As a marketer, I review a lot of client materials, including blogs, white papers, brochures, email campaigns — basically, any marketing content. Each of these forms of writing start out as well-intentioned efforts to tell a compelling, concise story. But what happens during the review process? Well, the story helplessly grows like a ball of snow. Once the snowball starts rolling, there’s no stopping it, and it takes on more weight with every roll; or in this case, every expert who gets their hands on it.
In marketing, this effect is known as “content by committee,” and can cause you more than just a headache. Let’s look at a few problems that come to mind.
TL;DR: No Attention Span
Don’t worry, you’re still beating a goldfish in terms of natural attention span, but consumers and customers want information quickly. Doubling the word count of your blog, turning a four-page brochure into eight pages, and increasing a technical article from 1,500 to 3,000 words are all examples of the snowball effect. Mindlessly increasing character and word counts greatly reduces the chances of content ever getting read, despite what all the SEO gurus say. Consider that for most online articles, 10 percent of viewers never scroll. Sixty out of 100 will view only 60 percent of a published piece (Slate).

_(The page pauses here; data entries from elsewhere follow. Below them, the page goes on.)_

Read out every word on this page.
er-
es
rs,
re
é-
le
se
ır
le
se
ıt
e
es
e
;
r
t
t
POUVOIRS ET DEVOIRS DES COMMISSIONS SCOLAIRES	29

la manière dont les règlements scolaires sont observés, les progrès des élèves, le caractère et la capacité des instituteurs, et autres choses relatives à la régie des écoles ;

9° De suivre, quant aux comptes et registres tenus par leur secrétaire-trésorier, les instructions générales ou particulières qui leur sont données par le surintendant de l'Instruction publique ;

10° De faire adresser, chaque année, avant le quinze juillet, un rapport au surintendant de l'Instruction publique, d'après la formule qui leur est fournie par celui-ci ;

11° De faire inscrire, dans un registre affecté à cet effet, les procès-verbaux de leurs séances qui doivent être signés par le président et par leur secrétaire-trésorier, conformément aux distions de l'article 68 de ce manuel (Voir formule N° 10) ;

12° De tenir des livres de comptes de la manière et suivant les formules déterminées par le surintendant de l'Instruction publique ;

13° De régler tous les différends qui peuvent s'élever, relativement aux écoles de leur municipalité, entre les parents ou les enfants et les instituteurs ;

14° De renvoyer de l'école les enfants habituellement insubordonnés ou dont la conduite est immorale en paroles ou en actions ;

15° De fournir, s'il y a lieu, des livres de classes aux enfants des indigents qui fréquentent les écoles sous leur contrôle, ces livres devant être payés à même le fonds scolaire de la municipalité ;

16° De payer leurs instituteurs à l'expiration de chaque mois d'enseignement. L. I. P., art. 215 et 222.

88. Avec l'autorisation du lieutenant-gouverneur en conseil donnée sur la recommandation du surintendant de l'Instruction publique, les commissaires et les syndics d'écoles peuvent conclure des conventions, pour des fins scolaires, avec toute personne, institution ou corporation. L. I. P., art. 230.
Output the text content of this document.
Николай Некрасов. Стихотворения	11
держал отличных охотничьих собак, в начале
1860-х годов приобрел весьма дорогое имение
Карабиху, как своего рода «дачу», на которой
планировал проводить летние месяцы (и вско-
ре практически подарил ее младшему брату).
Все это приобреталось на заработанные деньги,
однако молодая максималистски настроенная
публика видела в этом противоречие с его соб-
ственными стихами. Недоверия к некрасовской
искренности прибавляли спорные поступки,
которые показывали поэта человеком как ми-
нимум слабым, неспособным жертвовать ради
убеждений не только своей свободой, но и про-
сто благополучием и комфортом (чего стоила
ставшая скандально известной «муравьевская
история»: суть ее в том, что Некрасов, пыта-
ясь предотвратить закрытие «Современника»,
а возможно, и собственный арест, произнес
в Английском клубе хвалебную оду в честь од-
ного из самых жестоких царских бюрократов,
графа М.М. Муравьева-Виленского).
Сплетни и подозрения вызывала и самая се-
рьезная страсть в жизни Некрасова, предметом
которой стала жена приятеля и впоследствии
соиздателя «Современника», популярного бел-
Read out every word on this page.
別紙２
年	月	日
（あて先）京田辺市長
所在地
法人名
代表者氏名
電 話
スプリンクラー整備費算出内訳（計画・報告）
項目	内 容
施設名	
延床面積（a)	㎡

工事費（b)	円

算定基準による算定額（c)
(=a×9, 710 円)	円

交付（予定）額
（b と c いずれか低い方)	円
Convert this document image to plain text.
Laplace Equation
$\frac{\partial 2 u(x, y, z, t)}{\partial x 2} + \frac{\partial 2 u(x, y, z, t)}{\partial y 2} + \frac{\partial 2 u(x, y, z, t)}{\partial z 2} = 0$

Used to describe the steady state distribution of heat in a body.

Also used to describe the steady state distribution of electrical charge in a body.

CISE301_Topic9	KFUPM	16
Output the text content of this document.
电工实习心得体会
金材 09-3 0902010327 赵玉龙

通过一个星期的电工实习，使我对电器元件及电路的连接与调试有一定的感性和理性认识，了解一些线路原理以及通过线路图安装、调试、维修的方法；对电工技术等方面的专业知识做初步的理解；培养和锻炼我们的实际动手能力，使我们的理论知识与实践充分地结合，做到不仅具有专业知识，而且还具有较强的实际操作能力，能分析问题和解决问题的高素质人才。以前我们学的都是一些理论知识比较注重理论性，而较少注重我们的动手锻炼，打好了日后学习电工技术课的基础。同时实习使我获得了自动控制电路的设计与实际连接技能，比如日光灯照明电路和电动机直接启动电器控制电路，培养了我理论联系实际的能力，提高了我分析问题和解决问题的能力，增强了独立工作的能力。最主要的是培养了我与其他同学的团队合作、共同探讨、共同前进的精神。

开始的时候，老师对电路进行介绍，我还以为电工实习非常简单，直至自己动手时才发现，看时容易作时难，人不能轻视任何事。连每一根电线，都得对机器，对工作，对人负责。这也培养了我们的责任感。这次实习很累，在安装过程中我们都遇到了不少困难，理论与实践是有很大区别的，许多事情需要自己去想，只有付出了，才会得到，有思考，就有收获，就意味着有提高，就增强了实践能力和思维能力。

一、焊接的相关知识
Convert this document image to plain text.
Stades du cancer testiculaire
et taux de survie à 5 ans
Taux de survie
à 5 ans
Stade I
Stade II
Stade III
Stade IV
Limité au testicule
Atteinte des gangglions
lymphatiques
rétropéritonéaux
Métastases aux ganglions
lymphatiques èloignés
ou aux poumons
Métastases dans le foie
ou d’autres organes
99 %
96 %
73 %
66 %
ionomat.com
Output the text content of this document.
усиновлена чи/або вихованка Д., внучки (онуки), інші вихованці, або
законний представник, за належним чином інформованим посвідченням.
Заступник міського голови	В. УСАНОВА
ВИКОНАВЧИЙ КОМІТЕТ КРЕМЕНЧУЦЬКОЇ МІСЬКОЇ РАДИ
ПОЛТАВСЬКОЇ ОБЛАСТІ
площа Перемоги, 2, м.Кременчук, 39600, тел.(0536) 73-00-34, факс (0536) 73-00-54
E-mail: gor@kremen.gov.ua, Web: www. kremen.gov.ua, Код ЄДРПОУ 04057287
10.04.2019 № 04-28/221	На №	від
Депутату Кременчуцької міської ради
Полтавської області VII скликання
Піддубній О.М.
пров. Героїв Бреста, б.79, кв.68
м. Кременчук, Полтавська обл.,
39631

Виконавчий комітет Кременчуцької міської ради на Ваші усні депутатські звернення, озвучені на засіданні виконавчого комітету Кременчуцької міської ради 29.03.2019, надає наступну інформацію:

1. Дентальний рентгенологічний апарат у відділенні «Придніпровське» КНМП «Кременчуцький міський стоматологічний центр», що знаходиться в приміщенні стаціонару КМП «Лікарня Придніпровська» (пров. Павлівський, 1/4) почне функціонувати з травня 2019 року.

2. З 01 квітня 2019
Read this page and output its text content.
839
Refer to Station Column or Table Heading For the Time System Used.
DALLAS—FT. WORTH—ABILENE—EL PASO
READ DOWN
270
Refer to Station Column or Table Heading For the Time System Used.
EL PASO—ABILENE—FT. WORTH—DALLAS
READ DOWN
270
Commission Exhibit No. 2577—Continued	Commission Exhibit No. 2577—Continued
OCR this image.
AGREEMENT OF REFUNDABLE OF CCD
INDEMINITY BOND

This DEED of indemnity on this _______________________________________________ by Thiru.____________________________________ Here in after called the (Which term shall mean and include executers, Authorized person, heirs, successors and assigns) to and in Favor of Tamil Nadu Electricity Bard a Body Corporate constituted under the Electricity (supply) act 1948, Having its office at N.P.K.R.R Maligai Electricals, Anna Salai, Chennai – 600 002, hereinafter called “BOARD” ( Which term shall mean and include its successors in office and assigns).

Your Glass Is Overflowing With Your Watered-Down Messaging
Achieving consensus (and approval) within your team can be challenging. Far too often the original purpose of the piece either gets diluted or grows to the point where the original version (and its purpose) is completely obfuscated.
Don’t Forget Timeliness
If you’re producing content against a tight deadline — which you probably are most of the time — “content by committee” could cause you to miss said deadline. You’ll find yourself watching that due date sail on like a rudderless ship — with the content committee wondering what happened.
Keep Your Content out of the TL;DR File
To master concise writing, consider these three suggestions:
- Create an outline (just like you did in school). Get it approved before starting the writing process and stick to it. Your outline will remind everyone of the original scope and intent.
- Edit, review and edit again. Continually look for excessive prose that doesn’t add value. This can be tedious work, but it pays off in the end.
- If possible — let’s just pretend it is — limit your content committee to just a few subject matter experts. Keeping your team small can keep your content goals on track, stick to the production schedule and save costs.
And if all that doesn’t work, there is the real option to accept the fact that not every piece of content is destined for greatness.